At first, George wanted to stick with the natural styling she knew. Some years back when clients started asking her to do Goddess Locs, a lucrative service that takes about 10 hours to complete, George was scared to put it on her menu. Finally, she practiced on a consenting client and on herself until she felt comfortable with the service. Now she includes it among her list of specialties.

“Keep your eye on the trend,” George advises now. “Choose what you think is your strength, but never feel comfortable where you are. Things change; techniques keep improving.”

Still, some styles continue to be mainstays year after year.

“Every year I think boho has run its course, and I anticipate crafting clean, elegant buns,” Garber says. “But then fall comes, and every fall it’s as if someone unlocked the floodgates to all things boho. People do what they like, and I’m all for that.”

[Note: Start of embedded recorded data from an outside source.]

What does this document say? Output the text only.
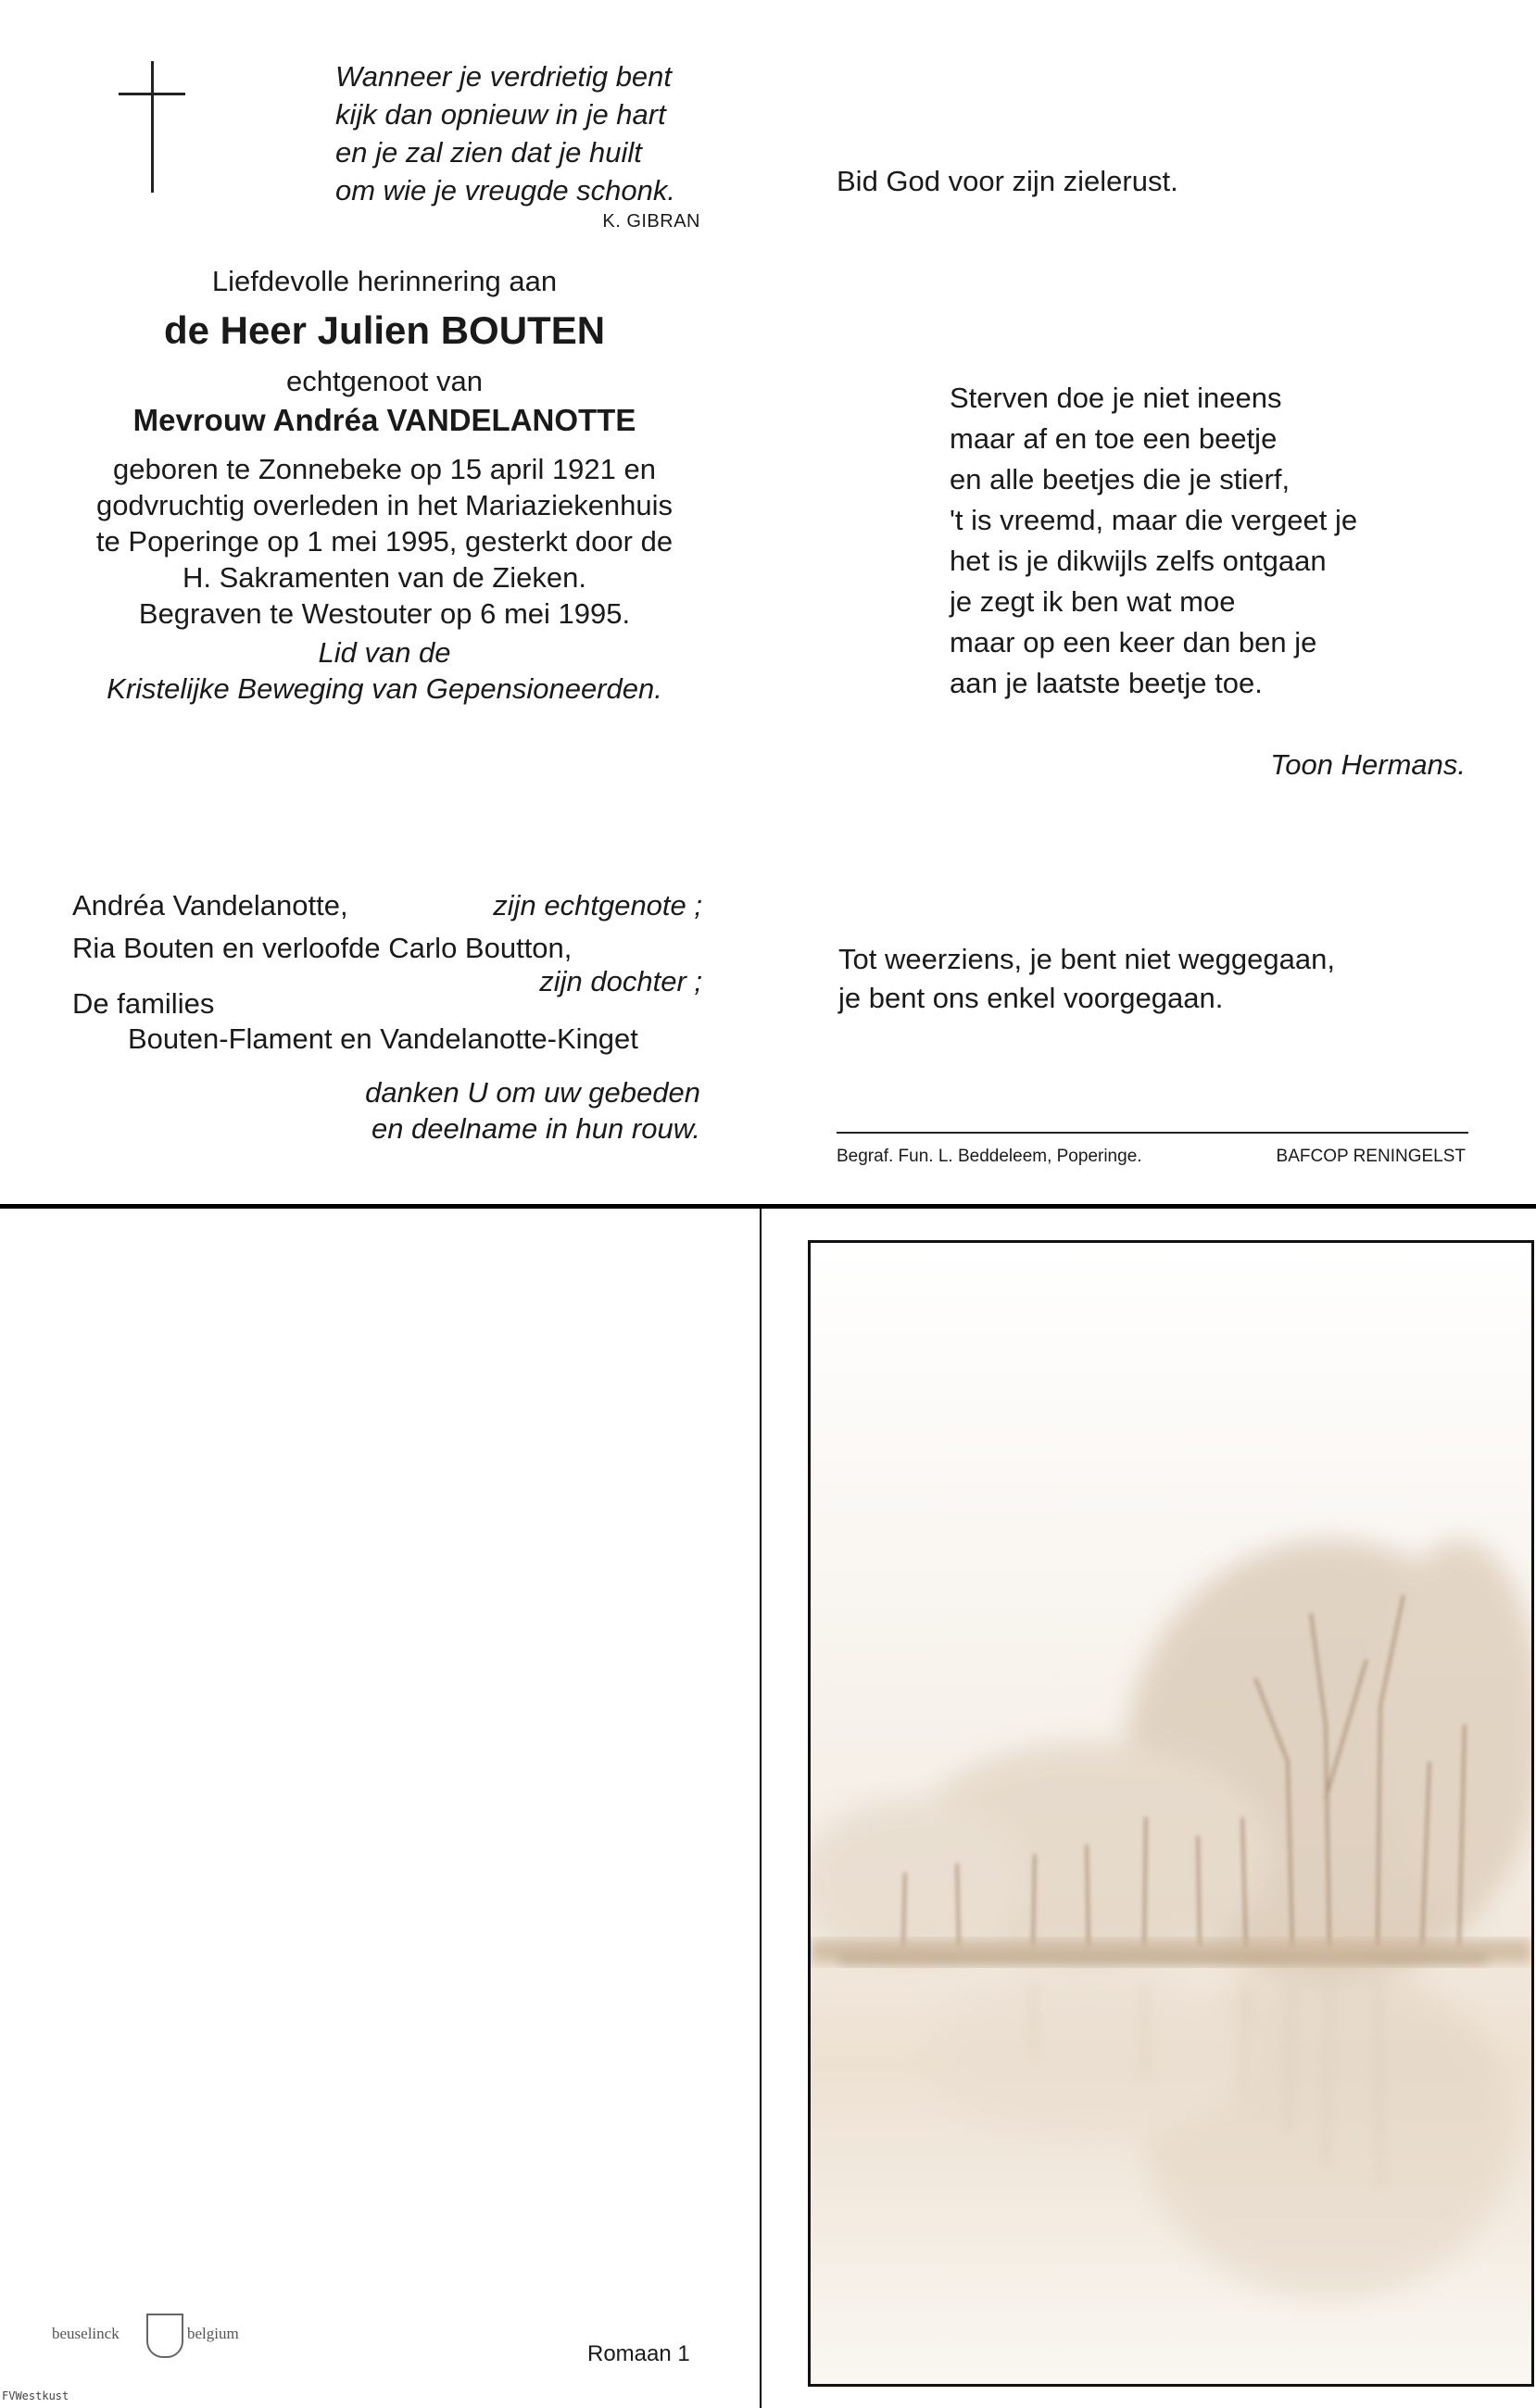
Wanneer je verdrietig bent
kijk dan opnieuw in je hart
en je zal zien dat je huilt
om wie je vreugde schonk.
K. GIBRAN
Liefdevolle herinnering aan
de Heer Julien BOUTEN
echtgenoot van
Mevrouw Andréa VANDELANOTTE
geboren te Zonnebeke op 15 april 1921 en
godvruchtig overleden in het Mariaziekenhuis
te Poperinge op 1 mei 1995, gesterkt door de
H. Sakramenten van de Zieken.
Begraven te Westouter op 6 mei 1995.
Lid van de
Kristelijke Beweging van Gepensioneerden.
Andréa Vandelanotte,	zijn echtgenote ;
Ria Bouten en verloofde Carlo Boutton,
zijn dochter ;
De families
Bouten-Flament en Vandelanotte-Kinget
danken U om uw gebeden
en deelname in hun rouw.
Bid God voor zijn zielerust.
Sterven doe je niet ineens
maar af en toe een beetje
en alle beetjes die je stierf,
't is vreemd, maar die vergeet je
het is je dikwijls zelfs ontgaan
je zegt ik ben wat moe
maar op een keer dan ben je
aan je laatste beetje toe.
Toon Hermans.
Tot weerziens, je bent niet weggegaan,
je bent ons enkel voorgegaan.
Begraf. Fun. L. Beddeleem, Poperinge.	BAFCOP RENINGELST
beuselinck	belgium
Romaan 1
FVWestkust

With the freedom to set your hours and your prices, you can decide how quickly to grow but, as in a salon business, there is only so much time available. Domoney had 47 weddings scheduled in 2022, and Garber does up to 50 weddings a year in spurts of one to three per weekend in season, although weekday weddings are becoming more common as well. In 2023, Garber is trying to keep one weekend a month free for family time.

While, like Domoney, some stylists see their earnings climb with a bridal specialty, the income comparison depends on your salon clientele. George generates high earnings from her extensions clients. Domoney, too, says you can make good money either way.

“If I have a $3,400 wedding, I will pay out about $2,000 to other team members and for expenses,” Domoney says. “That means my net profit will be $1,400 on one wedding in one day plus the rehearsal the day before. We get paid an additional fee to go on location—just to show up. But in salon work you might have an extensions client pay you $1500, and that hair might cost $400.” The profit, then, is $1,400 for bridal compared with $900 for the salon work, which gets done in less time.

So it comes down to fashioning the career you love.

“Be confident in what you do, and emphasize your strengths,” advises Darlynda George. “If you have passion and excitement for bridal styling, it will take you farther than you expect.”